I will bring some fresh perspectives to the council that will enable our city to more effectively deal with these and other pressing issues.

Ben Raskin

Occupation: Communications writer.

As the Salt Lake Valley continues its booming growth, what are your solutions for affordable housing, preserving community character and creating a high quality of life for city residents?

Sugar House is the soul of Salt Lake and maintaining its quirky charm and historic character is my top priority. Folks are drawn to our neighborhood for the parks, shops and bars. It’s a walkable neighborhood because there’s something worth exploring. I’ll work to increase public art, fund murals and install a proper monument to Joe Hill. Our greatest assets in Sugar House are our parks and trail systems. Preserving our open spaces is crucial for future generations. Let’s be a model for other historic neighborhoods in Salt Lake to follow.

We need to accelerate the inventory of affordable housing. Quite simply, we’re not building enough units, and prices are skyrocketing due to demand. The solution is to build up since we can’t expand into the mountains or the lake. I support rezoning efforts for higher-density units, accelerated building license application reviews and lower impact fees. In return, developers need to maintain a lower rent for a larger portion of their properties. We want Salt Lake to be a vibrant city, but we’re failing folks if they can’t afford to live and recreate where they work.

Besides affordable housing, what are the two biggest challenges facing the city in the next four years, and what are some specific programs or policy changes you will introduce to solve them?
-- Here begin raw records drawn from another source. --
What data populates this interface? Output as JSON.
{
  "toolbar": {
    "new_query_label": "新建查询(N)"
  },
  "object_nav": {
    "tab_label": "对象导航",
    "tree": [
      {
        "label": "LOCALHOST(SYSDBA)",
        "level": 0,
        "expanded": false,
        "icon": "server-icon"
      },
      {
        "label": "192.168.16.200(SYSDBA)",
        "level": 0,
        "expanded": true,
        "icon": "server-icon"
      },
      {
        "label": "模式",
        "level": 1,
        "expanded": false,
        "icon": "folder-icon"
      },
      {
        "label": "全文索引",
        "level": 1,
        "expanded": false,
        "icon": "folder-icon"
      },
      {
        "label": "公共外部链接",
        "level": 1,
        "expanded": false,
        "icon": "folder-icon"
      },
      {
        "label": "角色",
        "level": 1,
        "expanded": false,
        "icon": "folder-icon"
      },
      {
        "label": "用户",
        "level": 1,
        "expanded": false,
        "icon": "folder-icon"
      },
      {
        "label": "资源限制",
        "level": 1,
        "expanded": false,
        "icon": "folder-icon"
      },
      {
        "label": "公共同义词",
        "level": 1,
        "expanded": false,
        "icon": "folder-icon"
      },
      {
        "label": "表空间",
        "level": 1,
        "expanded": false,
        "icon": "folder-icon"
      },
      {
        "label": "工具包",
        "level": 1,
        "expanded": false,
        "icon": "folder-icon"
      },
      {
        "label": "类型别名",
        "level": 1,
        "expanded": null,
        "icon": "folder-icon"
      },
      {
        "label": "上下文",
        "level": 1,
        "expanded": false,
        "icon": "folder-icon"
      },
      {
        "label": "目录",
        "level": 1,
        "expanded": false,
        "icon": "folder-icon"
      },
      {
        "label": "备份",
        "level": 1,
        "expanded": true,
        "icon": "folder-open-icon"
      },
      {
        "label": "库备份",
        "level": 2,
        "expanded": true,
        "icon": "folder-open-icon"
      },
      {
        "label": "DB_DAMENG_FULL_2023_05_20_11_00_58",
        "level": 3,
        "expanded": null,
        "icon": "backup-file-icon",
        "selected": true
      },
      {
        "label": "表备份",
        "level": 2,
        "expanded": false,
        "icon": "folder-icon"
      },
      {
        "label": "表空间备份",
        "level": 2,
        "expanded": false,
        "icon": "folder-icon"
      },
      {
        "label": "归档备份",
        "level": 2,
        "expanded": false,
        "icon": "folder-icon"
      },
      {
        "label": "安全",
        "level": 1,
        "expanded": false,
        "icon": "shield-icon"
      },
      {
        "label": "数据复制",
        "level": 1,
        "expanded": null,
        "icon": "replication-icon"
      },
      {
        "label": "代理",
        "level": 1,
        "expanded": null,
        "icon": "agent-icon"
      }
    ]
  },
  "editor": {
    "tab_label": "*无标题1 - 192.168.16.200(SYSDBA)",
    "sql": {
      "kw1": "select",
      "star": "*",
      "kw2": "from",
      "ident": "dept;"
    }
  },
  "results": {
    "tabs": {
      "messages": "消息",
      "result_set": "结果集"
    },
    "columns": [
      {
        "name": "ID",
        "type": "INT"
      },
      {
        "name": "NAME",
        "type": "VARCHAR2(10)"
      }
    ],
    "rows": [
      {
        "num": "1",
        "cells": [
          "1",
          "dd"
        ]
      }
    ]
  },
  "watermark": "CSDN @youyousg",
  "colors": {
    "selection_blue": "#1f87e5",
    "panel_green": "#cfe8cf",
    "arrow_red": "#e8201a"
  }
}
Public safety • Salt Lake City does not have enough police officers to effectively patrol our community. I’ll work to increase the number of uniformed officers, triple the number of social workers, and increase foot and bike patrol. We need to recruit and retain talented, veteran officers and modernize technology for quicker response time and better outcomes. More cops does not mean less oversight. I’ll make sure District 7′s Police Civilian Review Board seats are filled and mandate implicit-bias training. In addition, I’ll hold police leadership to the highest standards. The safety of our residents demands we have the best officers and commanders in the state.

Water • Whiskey is for drinking, but water is for fighting. And the way things have progressed in the Salt Lake, our battle over water has just begun. Climate change has irrevocably altered rain and snowfall in the valley, reservoirs are at historic lows, and we’ve resorted to prayer to solve water needs for our state.
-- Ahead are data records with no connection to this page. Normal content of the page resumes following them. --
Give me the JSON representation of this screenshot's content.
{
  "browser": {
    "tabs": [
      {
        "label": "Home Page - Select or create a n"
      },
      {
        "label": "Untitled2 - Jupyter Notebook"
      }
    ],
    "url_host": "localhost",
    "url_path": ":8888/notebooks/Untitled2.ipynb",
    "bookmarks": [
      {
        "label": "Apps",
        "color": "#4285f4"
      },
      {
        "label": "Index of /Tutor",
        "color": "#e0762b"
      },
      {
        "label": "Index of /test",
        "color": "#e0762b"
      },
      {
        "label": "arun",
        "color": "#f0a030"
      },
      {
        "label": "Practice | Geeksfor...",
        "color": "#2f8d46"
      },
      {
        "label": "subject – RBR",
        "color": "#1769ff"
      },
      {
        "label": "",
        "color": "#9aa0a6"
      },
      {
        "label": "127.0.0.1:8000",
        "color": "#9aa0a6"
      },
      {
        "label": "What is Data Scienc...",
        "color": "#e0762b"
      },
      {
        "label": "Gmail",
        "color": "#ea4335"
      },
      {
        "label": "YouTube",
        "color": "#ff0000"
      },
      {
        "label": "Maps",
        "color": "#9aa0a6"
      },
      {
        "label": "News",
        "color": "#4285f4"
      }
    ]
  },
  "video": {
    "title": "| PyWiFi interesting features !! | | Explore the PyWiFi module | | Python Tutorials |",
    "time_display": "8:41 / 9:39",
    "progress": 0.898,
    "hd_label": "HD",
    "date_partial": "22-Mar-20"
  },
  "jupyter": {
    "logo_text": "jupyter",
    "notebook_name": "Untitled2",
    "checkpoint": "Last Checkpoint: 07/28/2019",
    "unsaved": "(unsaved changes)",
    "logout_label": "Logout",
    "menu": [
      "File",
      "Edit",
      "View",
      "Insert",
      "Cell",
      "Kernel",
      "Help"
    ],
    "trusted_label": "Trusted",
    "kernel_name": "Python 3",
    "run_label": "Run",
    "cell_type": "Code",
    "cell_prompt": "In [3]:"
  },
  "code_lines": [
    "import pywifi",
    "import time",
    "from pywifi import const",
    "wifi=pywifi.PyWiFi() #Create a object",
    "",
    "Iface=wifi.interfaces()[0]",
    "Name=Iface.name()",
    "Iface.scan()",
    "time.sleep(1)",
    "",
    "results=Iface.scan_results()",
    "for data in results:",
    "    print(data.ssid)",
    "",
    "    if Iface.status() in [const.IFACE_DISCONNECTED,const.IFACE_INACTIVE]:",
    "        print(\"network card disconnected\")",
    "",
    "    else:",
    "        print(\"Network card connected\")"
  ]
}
I’ll work directly with the city’s Public Utilities Department to implement the Water Conservation Plan 2020. Rain barrels would be available for discounted purchase. New construction would have sustainable, indigenous landscaping mandates, and I’d encourage residents to pivot toward xeriscaping.

What are your ideas for investing federal pandemic aid in the city, including funds left over from the Coronavirus Aid, Relief and Economic Security Act (CARES) Act as well as funds from the American Rescue Plan Act?
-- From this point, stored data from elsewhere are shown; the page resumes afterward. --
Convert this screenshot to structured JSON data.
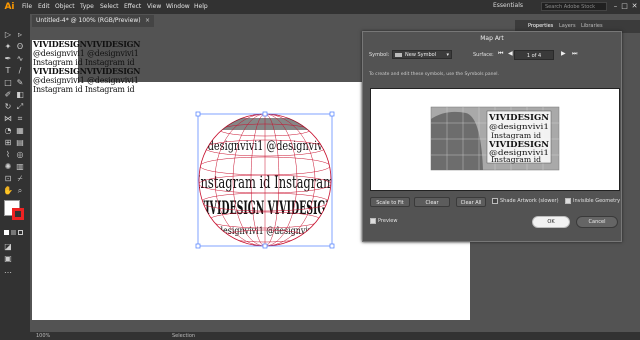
{
  "menubar": {
    "logo": "Ai",
    "items": [
      "File",
      "Edit",
      "Object",
      "Type",
      "Select",
      "Effect",
      "View",
      "Window",
      "Help"
    ],
    "workspace": "Essentials",
    "search_placeholder": "Search Adobe Stock",
    "win_min": "–",
    "win_max": "□",
    "win_close": "✕"
  },
  "document_tab": {
    "title": "Untitled-4* @ 100% (RGB/Preview)",
    "close": "×"
  },
  "panel_tabs": {
    "properties": "Properties",
    "layers": "Layers",
    "libraries": "Libraries"
  },
  "canvas_text": {
    "line1": "VIVIDESIGNVIVIDESIGN",
    "line2": "@designvivi1 @designvivi1",
    "line3": "Instagram id  Instagram id",
    "line4": "VIVIDESIGNVIVIDESIGN",
    "line5": "@designvivi1 @designvivi1",
    "line6": "Instagram id  Instagram id"
  },
  "status": {
    "zoom": "100%",
    "tool": "Selection"
  },
  "dialog": {
    "title": "Map Art",
    "symbol_label": "Symbol:",
    "symbol_value": "New Symbol",
    "surface_label": "Surface:",
    "page_value": "1 of 4",
    "hint": "To create and edit these symbols, use the Symbols panel.",
    "scale_to_fit": "Scale to Fit",
    "clear": "Clear",
    "clear_all": "Clear All",
    "shade_artwork": "Shade Artwork (slower)",
    "invisible_geometry": "Invisible Geometry",
    "preview": "Preview",
    "ok": "OK",
    "cancel": "Cancel"
  },
  "preview_symbol": {
    "line1": "VIVIDESIGN",
    "line2": "@designvivi1",
    "line3": "Instagram id"
  },
  "sphere_text": {
    "row1": "@designvivi1 @designvivi1",
    "row2": "Instagram id  Instagram",
    "row3": "VIVIDESIGN VIVIDESIGN",
    "row4": "@designvivi1 @designvivi1"
  },
  "colors": {
    "accent": "#ff9a00",
    "wireframe": "#c8102e",
    "selection": "#4a7cff"
  }
}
Women’s fundamental rights and safety are constantly under attack. We need to support organizations that provide reliable health care and services to women and their families I’d use remaining funds to support organizations focused on women: Planned Parenthood, the Rape Recovery Center, Geraldine E. King Women’s Resource Center and others.

What is a fun or unique fact about you?

I’m a former bartender who once made Robin Williams smile.